Wow, and double wow – if you are into people on wires flying around lakes, trees, and deserts whipping their swords at each other at top speed, this is the movie for you. The choreography, captured by Christopher Doyle’s sharp cinematography, is exciting, crisp, and intricate. Basically, all you could want in fake fighting. Adding to the fights is the truly epic scope, with armies moving over sweeping vistas. This was reportedly the most expensive movie made in China to date, and it shows on the screen. Also, the movie is fanciful and mythic, so the fantastic quality of the fights, as compared to more brutal hand-to-hand fights in a Bruce Lee-type movie, is appropriate.
Where the movie falters is in the story structure and overall theme. The title Hero begs us to question what a “hero” is and who is the “hero” of this story. The King doesn’t believe Nameless’ story, so the same meetings are seen again and again with different information. Director Zhang Yimou seems to be going for Rashomon, but the structure ends up more confusing than anything. Things that actually happened seem to contradict other things that have happened and make characters’ actions unlikely. Zhang Yimou does use bold colors in a helpful way to signal shifts in mood, location, and versions of the same story being told for the second or third time.
Again, it all comes down to the theme. While not exactly a love letter to the current Chinese regime, I’m sure a communist propaganda officer wouldn’t have quibbled about the points supporting the King’s actions and how it is viewed by characters like Nameless and Broken Sword. The funny thing is that, in addition to rubbing an old anti-commie like me the wrong way, it will likely also bug Western liberals who would see a little too much American imperialism in the King. It’s lose-lose in some ways.
Sometimes it’s just fun to turn the brain to half-power and enjoy some cool scenery, beautiful colors, and kick-ass swordplay. That’s where Hero shines. The rest is more an annoying gnat than anything – not enough to ruin the movie, but certainly something you wish wasn’t there.
This Special Edition DVD is being released concurrently with a Blu-ray. While I don’t have any serious problems with the picture on this DVD, if you have a Blu-ray, it makes sense to get that, since this is a visually powerful film and deserves the sharpest definition possible. The Blu-ray reportedly has a DVD copy also, and the extras are exactly the same on the DVD and Blu-ray releases.
The Special Edition extras aren’t all that special, since they mirror the 2004 DVD release with the exception of “Close-up of a Fight Scene.” This eight-minute extra isn’t exactly a “close-up,” more just the standard behind-the-scenes information on the fight between Nameless and Sky. It’s not really enough to justify making an upgrade to the Special Edition version.

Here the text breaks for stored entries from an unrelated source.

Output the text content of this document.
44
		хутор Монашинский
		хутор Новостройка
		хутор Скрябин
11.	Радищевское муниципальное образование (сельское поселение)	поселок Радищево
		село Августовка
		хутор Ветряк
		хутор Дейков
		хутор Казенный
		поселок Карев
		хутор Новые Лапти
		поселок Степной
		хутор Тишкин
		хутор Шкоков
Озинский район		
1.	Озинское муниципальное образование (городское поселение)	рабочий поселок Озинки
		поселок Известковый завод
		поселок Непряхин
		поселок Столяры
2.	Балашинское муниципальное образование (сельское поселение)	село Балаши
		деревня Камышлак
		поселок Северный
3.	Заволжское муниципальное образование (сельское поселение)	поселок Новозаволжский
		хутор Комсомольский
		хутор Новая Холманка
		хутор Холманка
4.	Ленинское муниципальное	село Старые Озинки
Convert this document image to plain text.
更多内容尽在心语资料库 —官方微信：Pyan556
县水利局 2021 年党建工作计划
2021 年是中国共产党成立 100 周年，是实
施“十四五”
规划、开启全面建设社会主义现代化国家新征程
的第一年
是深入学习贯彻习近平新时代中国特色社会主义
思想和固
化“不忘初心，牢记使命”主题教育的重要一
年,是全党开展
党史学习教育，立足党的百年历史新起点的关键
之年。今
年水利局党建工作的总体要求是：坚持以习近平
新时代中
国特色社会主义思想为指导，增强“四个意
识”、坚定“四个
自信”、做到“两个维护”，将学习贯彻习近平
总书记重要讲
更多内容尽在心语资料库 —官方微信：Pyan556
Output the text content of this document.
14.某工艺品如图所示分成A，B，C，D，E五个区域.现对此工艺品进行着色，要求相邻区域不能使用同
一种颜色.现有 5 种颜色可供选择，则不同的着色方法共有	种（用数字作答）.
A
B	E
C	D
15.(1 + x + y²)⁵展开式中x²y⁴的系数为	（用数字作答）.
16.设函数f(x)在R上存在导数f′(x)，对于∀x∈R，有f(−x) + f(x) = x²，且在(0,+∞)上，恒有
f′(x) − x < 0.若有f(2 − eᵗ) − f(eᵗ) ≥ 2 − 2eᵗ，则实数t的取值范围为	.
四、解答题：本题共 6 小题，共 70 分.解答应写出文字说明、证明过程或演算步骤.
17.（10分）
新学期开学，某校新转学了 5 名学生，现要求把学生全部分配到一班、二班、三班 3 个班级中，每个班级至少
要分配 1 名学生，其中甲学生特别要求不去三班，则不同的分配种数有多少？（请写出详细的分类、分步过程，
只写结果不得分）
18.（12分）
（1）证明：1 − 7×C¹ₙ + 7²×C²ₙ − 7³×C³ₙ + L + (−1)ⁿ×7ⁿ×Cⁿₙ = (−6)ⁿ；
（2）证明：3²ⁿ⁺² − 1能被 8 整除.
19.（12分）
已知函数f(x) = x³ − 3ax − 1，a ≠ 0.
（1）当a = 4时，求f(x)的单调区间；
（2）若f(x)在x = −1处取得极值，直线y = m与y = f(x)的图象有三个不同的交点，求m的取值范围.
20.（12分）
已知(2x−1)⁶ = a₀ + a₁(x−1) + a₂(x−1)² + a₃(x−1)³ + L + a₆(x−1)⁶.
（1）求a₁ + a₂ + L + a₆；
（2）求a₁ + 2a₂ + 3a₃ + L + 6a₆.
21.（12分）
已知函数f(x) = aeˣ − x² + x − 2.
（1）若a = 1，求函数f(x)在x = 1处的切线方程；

The regular behind-the-scenes featurette is “Hero Defined.” It’s about 25 minutes and pretty all encompassing, including interviews with Jet Li, Zhang Yimou, and the other stars. Interestingly, it’s narrated by that guy who does a lot of the PBS current documentaries. For whatever reason, his voice seems to give things more weight and immediacy. Still, it’s a basic featurette.
The most interesting thing to watch is “A Conversation with Quentin Tarantino and Jet Li.” Produced for television, the duo talks about kung fu movies and Li’s career in general, and then about Hero in particular. It’s hard to understand Li at times, but most of the time you are so distracted by Tarantino’s odd haircut that it doesn’t matter much.
The other two extras are very vague-looking storyboards that are shown split screen with the actual scenes from the movie for big fights like the forest battle and the lake fight. At least you get to see something on how movies are made. The final, one-minute extra is an ad for the soundtrack.
Overall, it’s a bit of a weak Special Edition. When that is combined with the fact that the Blu-ray is available, it’s probably better to skip this and get the Blu-ray. You’ll get a DVD copy and can hold onto the Blu-ray for future use. If you have an older DVD copy, I wouldn’t say the one brief extra that was added is worth the upgrade. Still, it’s a visually appealing movie with a few extras, and if you want to see some fighting at a very high technical level, this might be a DVD for you.